Yeah that's the Mike I knew and played music with and schemed banjo ideas with. He told me that the last thing first wife Patty did before their divorce was inlay the Chubby Dragon on Black Bart, the Bacon banjo we designed together. I was a bit wilder then, but never Mike wild. That banjo still get;s played regularly and I can't help but think of Mike then.
There's a near-mint Ramsey Bacon just up in the BH classifieds. I love this model, tone-wise and cosmetics-wise.
This might be a good juncture to savor again this classic from the Reiter Banjos site . . . Well, I could't understand how to get it pasted or inserted onto this reply.

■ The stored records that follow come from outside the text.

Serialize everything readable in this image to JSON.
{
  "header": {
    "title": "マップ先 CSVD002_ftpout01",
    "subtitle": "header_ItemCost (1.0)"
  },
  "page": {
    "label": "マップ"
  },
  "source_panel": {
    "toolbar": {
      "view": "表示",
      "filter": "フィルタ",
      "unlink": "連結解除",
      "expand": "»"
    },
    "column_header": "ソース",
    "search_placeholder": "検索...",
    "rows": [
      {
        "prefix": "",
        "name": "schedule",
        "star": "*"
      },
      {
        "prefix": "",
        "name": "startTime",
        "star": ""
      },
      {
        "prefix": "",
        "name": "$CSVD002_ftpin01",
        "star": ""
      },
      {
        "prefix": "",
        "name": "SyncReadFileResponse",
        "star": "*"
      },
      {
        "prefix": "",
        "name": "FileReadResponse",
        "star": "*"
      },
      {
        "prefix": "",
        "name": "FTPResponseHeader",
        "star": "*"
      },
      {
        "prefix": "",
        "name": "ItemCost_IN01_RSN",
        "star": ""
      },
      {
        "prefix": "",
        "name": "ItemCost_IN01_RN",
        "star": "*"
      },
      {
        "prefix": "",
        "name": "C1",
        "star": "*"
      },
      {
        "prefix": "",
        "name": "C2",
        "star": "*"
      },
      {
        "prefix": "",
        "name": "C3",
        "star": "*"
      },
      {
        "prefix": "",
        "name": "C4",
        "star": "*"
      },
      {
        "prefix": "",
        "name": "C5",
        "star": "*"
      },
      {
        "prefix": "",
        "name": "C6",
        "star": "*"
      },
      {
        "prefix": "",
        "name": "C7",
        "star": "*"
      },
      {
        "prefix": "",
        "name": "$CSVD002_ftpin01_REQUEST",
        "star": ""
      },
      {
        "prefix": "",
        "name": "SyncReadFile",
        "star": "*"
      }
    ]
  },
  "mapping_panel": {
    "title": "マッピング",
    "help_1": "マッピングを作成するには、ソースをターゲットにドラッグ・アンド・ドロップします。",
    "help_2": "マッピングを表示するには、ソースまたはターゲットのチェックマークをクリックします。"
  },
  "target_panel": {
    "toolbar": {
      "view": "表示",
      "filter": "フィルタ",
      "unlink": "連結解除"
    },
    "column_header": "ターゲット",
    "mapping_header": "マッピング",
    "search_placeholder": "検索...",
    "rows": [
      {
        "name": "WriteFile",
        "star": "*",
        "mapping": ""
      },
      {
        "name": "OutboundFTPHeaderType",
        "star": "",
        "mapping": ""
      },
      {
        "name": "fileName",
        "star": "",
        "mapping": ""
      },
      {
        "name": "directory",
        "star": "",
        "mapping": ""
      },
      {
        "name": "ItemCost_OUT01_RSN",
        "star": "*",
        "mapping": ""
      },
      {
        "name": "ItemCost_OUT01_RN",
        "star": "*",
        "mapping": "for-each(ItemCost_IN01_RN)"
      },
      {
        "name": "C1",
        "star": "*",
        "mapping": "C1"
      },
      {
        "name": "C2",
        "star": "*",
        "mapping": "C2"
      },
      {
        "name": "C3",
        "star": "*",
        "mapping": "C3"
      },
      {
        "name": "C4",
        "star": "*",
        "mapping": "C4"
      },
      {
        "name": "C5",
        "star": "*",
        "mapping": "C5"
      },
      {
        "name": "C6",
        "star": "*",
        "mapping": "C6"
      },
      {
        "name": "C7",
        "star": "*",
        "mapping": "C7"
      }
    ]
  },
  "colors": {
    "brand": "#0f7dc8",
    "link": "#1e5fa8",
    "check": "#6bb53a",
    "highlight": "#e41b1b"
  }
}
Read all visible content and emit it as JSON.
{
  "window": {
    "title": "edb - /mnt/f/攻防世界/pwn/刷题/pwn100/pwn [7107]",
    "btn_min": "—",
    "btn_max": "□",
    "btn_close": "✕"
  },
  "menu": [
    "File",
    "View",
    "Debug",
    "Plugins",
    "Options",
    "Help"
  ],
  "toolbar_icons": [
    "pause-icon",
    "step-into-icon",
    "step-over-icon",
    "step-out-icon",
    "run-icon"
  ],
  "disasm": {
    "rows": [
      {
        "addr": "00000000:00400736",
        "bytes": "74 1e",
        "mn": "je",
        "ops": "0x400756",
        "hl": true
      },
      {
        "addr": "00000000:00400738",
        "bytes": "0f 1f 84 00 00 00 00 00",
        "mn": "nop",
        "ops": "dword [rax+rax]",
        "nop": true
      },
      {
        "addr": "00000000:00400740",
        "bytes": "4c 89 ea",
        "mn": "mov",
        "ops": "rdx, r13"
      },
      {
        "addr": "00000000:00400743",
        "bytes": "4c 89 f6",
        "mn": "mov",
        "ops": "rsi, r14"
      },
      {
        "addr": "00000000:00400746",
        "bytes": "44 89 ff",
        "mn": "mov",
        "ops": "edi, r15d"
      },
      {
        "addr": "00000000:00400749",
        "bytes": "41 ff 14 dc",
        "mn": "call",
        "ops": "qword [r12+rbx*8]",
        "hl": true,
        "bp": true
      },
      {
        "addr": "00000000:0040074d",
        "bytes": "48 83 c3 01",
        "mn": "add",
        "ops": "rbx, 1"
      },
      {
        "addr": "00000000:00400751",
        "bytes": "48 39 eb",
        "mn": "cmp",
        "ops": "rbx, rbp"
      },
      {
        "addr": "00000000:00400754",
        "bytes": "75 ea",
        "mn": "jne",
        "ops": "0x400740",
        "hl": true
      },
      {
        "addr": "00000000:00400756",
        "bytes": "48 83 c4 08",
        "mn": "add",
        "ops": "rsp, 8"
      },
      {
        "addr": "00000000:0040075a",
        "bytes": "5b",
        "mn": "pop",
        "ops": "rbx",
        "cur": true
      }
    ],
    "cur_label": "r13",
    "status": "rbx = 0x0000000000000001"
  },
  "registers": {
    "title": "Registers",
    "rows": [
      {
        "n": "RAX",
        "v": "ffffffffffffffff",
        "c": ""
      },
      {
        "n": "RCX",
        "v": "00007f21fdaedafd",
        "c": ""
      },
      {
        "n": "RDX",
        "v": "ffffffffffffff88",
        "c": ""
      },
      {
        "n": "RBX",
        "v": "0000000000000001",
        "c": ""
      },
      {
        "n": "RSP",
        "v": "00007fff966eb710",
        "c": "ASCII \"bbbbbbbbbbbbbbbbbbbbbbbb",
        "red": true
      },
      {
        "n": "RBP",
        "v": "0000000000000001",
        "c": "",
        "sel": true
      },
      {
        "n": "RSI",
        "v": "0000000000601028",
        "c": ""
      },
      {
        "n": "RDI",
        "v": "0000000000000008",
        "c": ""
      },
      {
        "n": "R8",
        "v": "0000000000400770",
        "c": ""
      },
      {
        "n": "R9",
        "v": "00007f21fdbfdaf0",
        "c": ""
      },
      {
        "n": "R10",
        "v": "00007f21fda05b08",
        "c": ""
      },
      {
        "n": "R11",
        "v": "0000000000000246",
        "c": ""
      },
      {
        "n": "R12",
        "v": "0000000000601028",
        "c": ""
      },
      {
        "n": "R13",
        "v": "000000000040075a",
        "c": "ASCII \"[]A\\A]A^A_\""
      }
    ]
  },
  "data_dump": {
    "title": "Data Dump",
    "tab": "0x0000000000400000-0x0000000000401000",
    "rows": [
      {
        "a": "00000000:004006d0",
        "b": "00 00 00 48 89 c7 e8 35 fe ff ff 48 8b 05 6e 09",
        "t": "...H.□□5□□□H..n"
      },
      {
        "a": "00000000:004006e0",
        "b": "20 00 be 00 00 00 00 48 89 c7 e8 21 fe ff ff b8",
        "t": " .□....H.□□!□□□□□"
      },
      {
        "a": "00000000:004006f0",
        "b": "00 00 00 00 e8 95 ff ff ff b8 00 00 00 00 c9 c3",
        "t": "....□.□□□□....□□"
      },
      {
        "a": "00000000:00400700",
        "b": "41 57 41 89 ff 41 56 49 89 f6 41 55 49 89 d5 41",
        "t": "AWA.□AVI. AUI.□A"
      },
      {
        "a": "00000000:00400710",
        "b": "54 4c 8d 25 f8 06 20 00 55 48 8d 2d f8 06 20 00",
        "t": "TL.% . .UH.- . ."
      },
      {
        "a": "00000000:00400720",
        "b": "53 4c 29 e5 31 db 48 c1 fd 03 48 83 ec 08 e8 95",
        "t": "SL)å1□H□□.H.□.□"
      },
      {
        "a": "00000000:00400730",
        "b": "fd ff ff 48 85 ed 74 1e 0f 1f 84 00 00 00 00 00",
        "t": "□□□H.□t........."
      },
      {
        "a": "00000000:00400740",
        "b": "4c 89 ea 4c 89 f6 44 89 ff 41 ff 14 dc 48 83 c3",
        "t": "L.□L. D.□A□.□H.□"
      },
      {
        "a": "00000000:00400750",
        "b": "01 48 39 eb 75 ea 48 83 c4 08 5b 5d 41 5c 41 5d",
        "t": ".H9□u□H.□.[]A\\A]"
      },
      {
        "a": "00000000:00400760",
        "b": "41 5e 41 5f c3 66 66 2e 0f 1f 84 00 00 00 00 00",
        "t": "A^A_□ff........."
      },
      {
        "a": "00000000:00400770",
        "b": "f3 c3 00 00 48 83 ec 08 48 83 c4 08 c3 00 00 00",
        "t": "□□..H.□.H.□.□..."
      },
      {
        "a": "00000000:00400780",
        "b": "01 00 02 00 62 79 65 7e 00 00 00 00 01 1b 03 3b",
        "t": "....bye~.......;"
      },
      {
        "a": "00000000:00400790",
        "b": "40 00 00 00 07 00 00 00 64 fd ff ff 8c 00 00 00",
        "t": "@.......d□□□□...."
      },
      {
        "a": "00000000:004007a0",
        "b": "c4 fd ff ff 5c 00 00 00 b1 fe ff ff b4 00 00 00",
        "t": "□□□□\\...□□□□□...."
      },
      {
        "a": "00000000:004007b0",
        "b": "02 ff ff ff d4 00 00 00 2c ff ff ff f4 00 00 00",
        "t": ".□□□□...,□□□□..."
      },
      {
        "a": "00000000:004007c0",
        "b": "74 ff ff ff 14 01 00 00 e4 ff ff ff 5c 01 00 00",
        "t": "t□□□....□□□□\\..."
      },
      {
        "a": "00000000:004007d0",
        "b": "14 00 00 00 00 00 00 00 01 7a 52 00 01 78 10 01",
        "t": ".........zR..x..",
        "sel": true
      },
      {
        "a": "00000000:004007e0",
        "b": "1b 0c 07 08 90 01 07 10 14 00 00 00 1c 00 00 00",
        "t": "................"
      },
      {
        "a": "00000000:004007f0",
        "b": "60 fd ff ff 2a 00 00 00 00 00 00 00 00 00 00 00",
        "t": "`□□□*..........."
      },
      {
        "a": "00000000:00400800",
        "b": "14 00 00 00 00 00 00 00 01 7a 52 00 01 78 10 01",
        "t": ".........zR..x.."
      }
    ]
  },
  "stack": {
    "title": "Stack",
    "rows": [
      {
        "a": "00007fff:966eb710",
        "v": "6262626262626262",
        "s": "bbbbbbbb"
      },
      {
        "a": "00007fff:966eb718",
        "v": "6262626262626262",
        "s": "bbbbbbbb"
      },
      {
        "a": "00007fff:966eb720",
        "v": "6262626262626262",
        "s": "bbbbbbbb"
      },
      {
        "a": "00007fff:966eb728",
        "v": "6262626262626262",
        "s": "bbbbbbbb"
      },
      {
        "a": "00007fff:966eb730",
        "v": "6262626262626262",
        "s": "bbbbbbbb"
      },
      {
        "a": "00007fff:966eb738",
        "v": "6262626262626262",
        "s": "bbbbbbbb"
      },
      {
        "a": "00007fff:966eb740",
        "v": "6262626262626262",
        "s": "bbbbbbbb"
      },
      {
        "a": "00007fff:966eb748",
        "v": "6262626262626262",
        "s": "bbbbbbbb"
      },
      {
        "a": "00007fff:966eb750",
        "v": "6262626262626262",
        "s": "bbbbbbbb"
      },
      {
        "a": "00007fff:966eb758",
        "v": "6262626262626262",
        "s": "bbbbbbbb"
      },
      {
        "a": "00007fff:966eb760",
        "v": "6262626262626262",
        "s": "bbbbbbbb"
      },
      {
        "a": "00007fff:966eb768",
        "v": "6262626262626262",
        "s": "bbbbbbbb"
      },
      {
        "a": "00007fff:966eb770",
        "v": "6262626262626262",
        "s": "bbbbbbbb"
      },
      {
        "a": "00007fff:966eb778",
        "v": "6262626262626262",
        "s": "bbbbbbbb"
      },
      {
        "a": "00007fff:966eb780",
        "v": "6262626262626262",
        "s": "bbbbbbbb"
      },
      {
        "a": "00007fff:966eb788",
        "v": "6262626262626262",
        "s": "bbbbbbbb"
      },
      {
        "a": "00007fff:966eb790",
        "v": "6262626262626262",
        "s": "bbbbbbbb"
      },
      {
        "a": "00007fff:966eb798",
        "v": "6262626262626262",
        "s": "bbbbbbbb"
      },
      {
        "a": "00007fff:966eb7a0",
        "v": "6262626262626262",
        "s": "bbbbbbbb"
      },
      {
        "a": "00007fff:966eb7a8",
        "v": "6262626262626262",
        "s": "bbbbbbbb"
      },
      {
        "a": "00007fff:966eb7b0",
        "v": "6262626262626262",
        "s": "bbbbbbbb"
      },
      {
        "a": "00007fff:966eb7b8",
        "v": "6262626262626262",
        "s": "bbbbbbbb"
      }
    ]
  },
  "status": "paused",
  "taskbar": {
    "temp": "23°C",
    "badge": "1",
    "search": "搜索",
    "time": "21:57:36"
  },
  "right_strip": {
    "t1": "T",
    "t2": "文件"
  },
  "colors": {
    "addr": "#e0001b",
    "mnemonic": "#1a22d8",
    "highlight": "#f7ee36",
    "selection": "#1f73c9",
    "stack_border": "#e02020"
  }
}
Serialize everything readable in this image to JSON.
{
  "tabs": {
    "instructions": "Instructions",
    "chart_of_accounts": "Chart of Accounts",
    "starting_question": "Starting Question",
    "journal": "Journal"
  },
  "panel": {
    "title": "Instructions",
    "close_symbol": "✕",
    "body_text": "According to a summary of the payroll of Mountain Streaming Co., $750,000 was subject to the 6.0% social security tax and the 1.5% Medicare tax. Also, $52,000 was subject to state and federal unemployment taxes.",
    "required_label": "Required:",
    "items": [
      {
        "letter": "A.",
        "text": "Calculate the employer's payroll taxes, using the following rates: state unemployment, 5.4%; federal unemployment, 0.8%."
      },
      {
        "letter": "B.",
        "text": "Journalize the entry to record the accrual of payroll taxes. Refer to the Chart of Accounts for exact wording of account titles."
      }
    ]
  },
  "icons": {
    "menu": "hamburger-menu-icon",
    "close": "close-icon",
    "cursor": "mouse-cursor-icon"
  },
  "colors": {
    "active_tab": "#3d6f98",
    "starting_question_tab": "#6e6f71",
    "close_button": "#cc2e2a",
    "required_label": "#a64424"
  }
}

But it's at the photo page. You know the one I mean:
Edited by - ceemonster on 07/29/2021 23:39:05
I am sad to hear of Mike's passing. I'm so glad i was able to meet him several times- once when I was very new to OT music, at Mount Airy fest- and got a 'mini tour' from mike. I was in awe! What an amazing and creative human, so full of crazy life and wonderful viewpoints.
I still have my very first banjo I ever had, made for me by Mike in 1998. I still play it and it's one of my favorites, 11" pot with mahogany neck and the griffon inlay, and that great narrow brass tone ring. It's my first (and lasting) banjo love. Probably my most personally cherished banjo.
Later I had two more custom 12" 'sister' banjos made- one with a nickel fretless overlay. We called them the "Hog Sisters" because of the medieval animal pearl inlays I designed and had Mike execute. Fantastic pair of banjos. I still treasure my three Ramseys... and I so treasure my memories of meeting Mike.
Mike had profound influence on the OT and banjo world, and touched many more lives in magical ways than anyone could know.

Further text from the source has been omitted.